W filmie odnajdziemy mnóstwo intertekstualnych odniesień. Trier sięga po motywy z malarstwa Francisa Bacona, poezję Williama Blake’a i muzykę wybitnego pianisty Glenna Goulda. Sztukę wysoką, zarezerwowaną dla elit, wykorzystuje w celu demaskacji społecznej hipokryzję i mechanizmów politycznej poprawności. Jak piszą dystrybutorzy: »„Dom, który zbudował Jack” to prowokacyjne, śmiałe, pełne wizualnych pomysłów kino poszukujące odpowiedzi na pytanie o naturę dobra i zła«.

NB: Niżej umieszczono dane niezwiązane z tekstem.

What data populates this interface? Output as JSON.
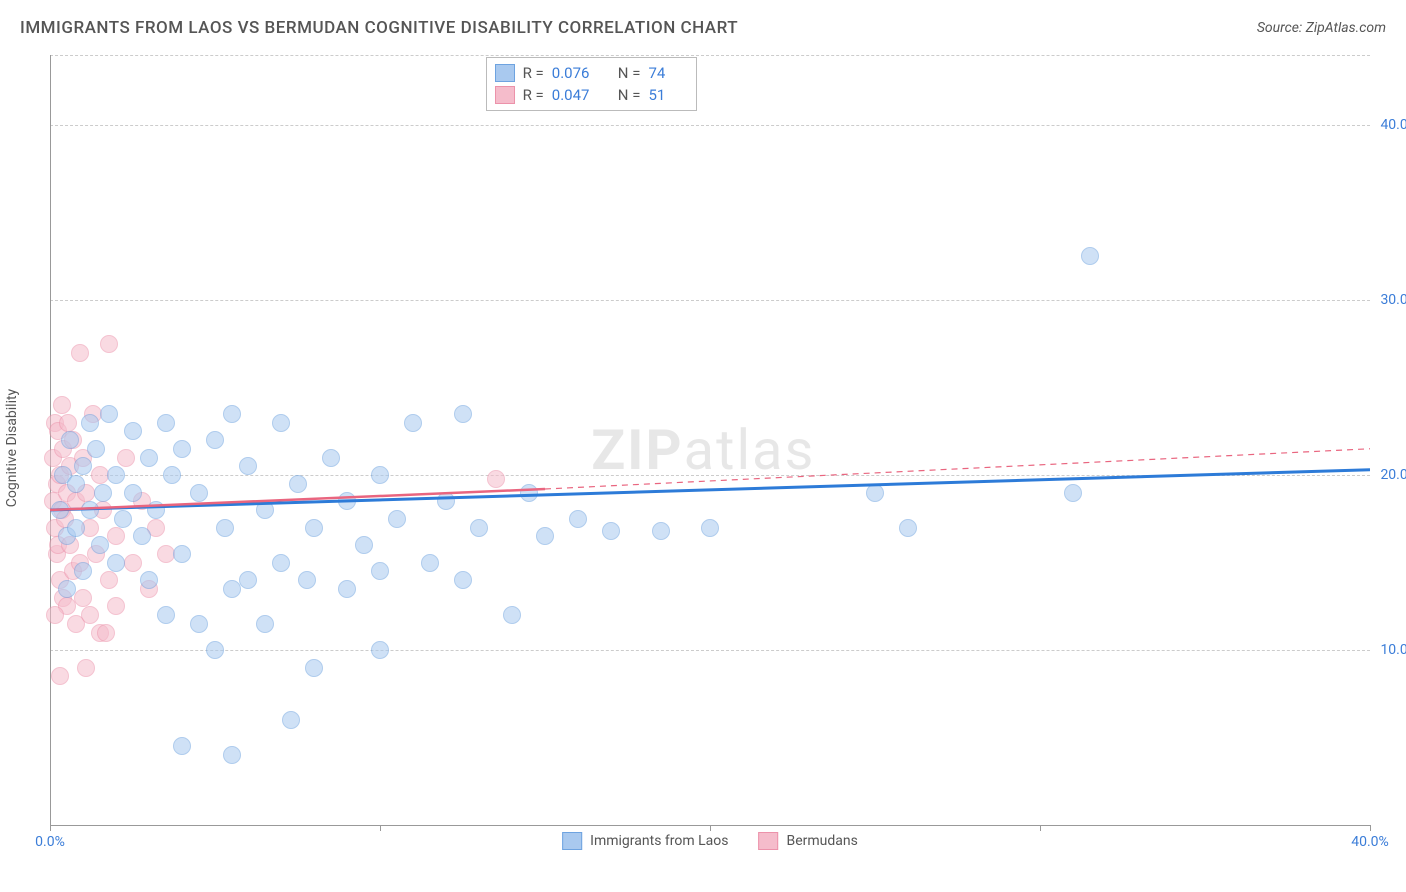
{
  "title": "IMMIGRANTS FROM LAOS VS BERMUDAN COGNITIVE DISABILITY CORRELATION CHART",
  "source": "Source: ZipAtlas.com",
  "ylabel": "Cognitive Disability",
  "watermark_bold": "ZIP",
  "watermark_rest": "atlas",
  "chart": {
    "type": "scatter",
    "background_color": "#ffffff",
    "grid_color": "#cccccc",
    "xlim": [
      0,
      40
    ],
    "ylim": [
      0,
      44
    ],
    "x_ticks": [
      0,
      10,
      20,
      30,
      40
    ],
    "x_tick_labels": [
      "0.0%",
      "",
      "",
      "",
      "40.0%"
    ],
    "y_ticks": [
      10,
      20,
      30,
      40
    ],
    "y_tick_labels": [
      "10.0%",
      "20.0%",
      "30.0%",
      "40.0%"
    ],
    "marker_radius": 9,
    "marker_opacity": 0.55,
    "series": [
      {
        "name": "Immigrants from Laos",
        "fill": "#a9c9ef",
        "stroke": "#6ea3e0",
        "r_label": "R =",
        "r_value": "0.076",
        "n_label": "N =",
        "n_value": "74",
        "trend": {
          "x1": 0,
          "y1": 18.0,
          "x2": 40,
          "y2": 20.3,
          "color": "#2d7bd8",
          "width": 3,
          "dash": false
        },
        "points": [
          [
            0.3,
            18
          ],
          [
            0.4,
            20
          ],
          [
            0.5,
            16.5
          ],
          [
            0.6,
            22
          ],
          [
            0.8,
            19.5
          ],
          [
            0.8,
            17
          ],
          [
            1.0,
            14.5
          ],
          [
            1.0,
            20.5
          ],
          [
            1.2,
            23
          ],
          [
            1.2,
            18
          ],
          [
            1.4,
            21.5
          ],
          [
            1.5,
            16
          ],
          [
            1.6,
            19
          ],
          [
            1.8,
            23.5
          ],
          [
            2,
            15
          ],
          [
            2,
            20
          ],
          [
            2.2,
            17.5
          ],
          [
            2.5,
            22.5
          ],
          [
            2.5,
            19
          ],
          [
            2.8,
            16.5
          ],
          [
            3,
            21
          ],
          [
            3,
            14
          ],
          [
            3.2,
            18
          ],
          [
            3.5,
            23
          ],
          [
            3.5,
            12
          ],
          [
            3.7,
            20
          ],
          [
            4,
            21.5
          ],
          [
            4,
            15.5
          ],
          [
            4,
            4.5
          ],
          [
            4.5,
            11.5
          ],
          [
            4.5,
            19
          ],
          [
            5,
            22
          ],
          [
            5,
            10
          ],
          [
            5.3,
            17
          ],
          [
            5.5,
            23.5
          ],
          [
            5.5,
            13.5
          ],
          [
            5.5,
            4
          ],
          [
            6,
            20.5
          ],
          [
            6,
            14
          ],
          [
            6.5,
            18
          ],
          [
            6.5,
            11.5
          ],
          [
            7,
            23
          ],
          [
            7,
            15
          ],
          [
            7.3,
            6
          ],
          [
            7.5,
            19.5
          ],
          [
            7.8,
            14
          ],
          [
            8,
            17
          ],
          [
            8,
            9
          ],
          [
            8.5,
            21
          ],
          [
            9,
            13.5
          ],
          [
            9,
            18.5
          ],
          [
            9.5,
            16
          ],
          [
            10,
            20
          ],
          [
            10,
            14.5
          ],
          [
            10,
            10
          ],
          [
            10.5,
            17.5
          ],
          [
            11,
            23
          ],
          [
            11.5,
            15
          ],
          [
            12,
            18.5
          ],
          [
            12.5,
            14
          ],
          [
            12.5,
            23.5
          ],
          [
            13,
            17
          ],
          [
            14,
            12
          ],
          [
            14.5,
            19
          ],
          [
            15,
            16.5
          ],
          [
            16,
            17.5
          ],
          [
            17,
            16.8
          ],
          [
            18.5,
            16.8
          ],
          [
            20,
            17
          ],
          [
            25,
            19
          ],
          [
            26,
            17
          ],
          [
            31,
            19
          ],
          [
            31.5,
            32.5
          ],
          [
            0.5,
            13.5
          ]
        ]
      },
      {
        "name": "Bermudans",
        "fill": "#f5bccb",
        "stroke": "#ec92aa",
        "r_label": "R =",
        "r_value": "0.047",
        "n_label": "N =",
        "n_value": "51",
        "trend": {
          "x1": 0,
          "y1": 18.0,
          "x2": 15,
          "y2": 19.2,
          "color": "#e9657f",
          "width": 2.5,
          "dash": false
        },
        "trend_ext": {
          "x1": 15,
          "y1": 19.2,
          "x2": 40,
          "y2": 21.5,
          "color": "#e9657f",
          "width": 1.2,
          "dash": true
        },
        "points": [
          [
            0.1,
            18.5
          ],
          [
            0.1,
            21
          ],
          [
            0.15,
            17
          ],
          [
            0.15,
            23
          ],
          [
            0.2,
            15.5
          ],
          [
            0.2,
            19.5
          ],
          [
            0.25,
            22.5
          ],
          [
            0.25,
            16
          ],
          [
            0.3,
            20
          ],
          [
            0.3,
            14
          ],
          [
            0.35,
            18
          ],
          [
            0.35,
            24
          ],
          [
            0.4,
            13
          ],
          [
            0.4,
            21.5
          ],
          [
            0.45,
            17.5
          ],
          [
            0.5,
            19
          ],
          [
            0.5,
            12.5
          ],
          [
            0.55,
            23
          ],
          [
            0.6,
            16
          ],
          [
            0.6,
            20.5
          ],
          [
            0.7,
            14.5
          ],
          [
            0.7,
            22
          ],
          [
            0.8,
            18.5
          ],
          [
            0.8,
            11.5
          ],
          [
            0.9,
            27
          ],
          [
            0.9,
            15
          ],
          [
            1.0,
            21
          ],
          [
            1.0,
            13
          ],
          [
            1.1,
            19
          ],
          [
            1.2,
            17
          ],
          [
            1.2,
            12
          ],
          [
            1.3,
            23.5
          ],
          [
            1.4,
            15.5
          ],
          [
            1.5,
            20
          ],
          [
            1.5,
            11
          ],
          [
            1.6,
            18
          ],
          [
            1.8,
            14
          ],
          [
            1.8,
            27.5
          ],
          [
            2,
            16.5
          ],
          [
            2,
            12.5
          ],
          [
            2.3,
            21
          ],
          [
            2.5,
            15
          ],
          [
            2.8,
            18.5
          ],
          [
            3,
            13.5
          ],
          [
            3.2,
            17
          ],
          [
            3.5,
            15.5
          ],
          [
            0.3,
            8.5
          ],
          [
            1.1,
            9
          ],
          [
            1.7,
            11
          ],
          [
            0.15,
            12
          ],
          [
            13.5,
            19.8
          ]
        ]
      }
    ]
  },
  "legend": [
    {
      "label": "Immigrants from Laos",
      "fill": "#a9c9ef",
      "stroke": "#6ea3e0"
    },
    {
      "label": "Bermudans",
      "fill": "#f5bccb",
      "stroke": "#ec92aa"
    }
  ]
}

Czy to arcydzieło współczesnego kina, a może jeden z najbardziej przerażających filmów ostatnich lat; podszyty czarnym humorem i perwersją? To pytanie, które zada sobie każdy odbiorca kina Larsa von Triera uznanego przez jednych za geniusza, przez innych za hochsztaplera. Nie ulega jednak wątpliwości, że kolejny film Duńczyka nie pozostawi nikogo obojętnym. W rolach głównych: Matt Dillon, Uma Thurman, Riley Keough, a także Bruno Ganz. Ten ostatni stworzył w „Domu, który zbudował Jack” zaskakującą kreację, podejmującą dialog z jego słynną rolą w „Niebo nad Berlinem” w reż. Wima Wendersa.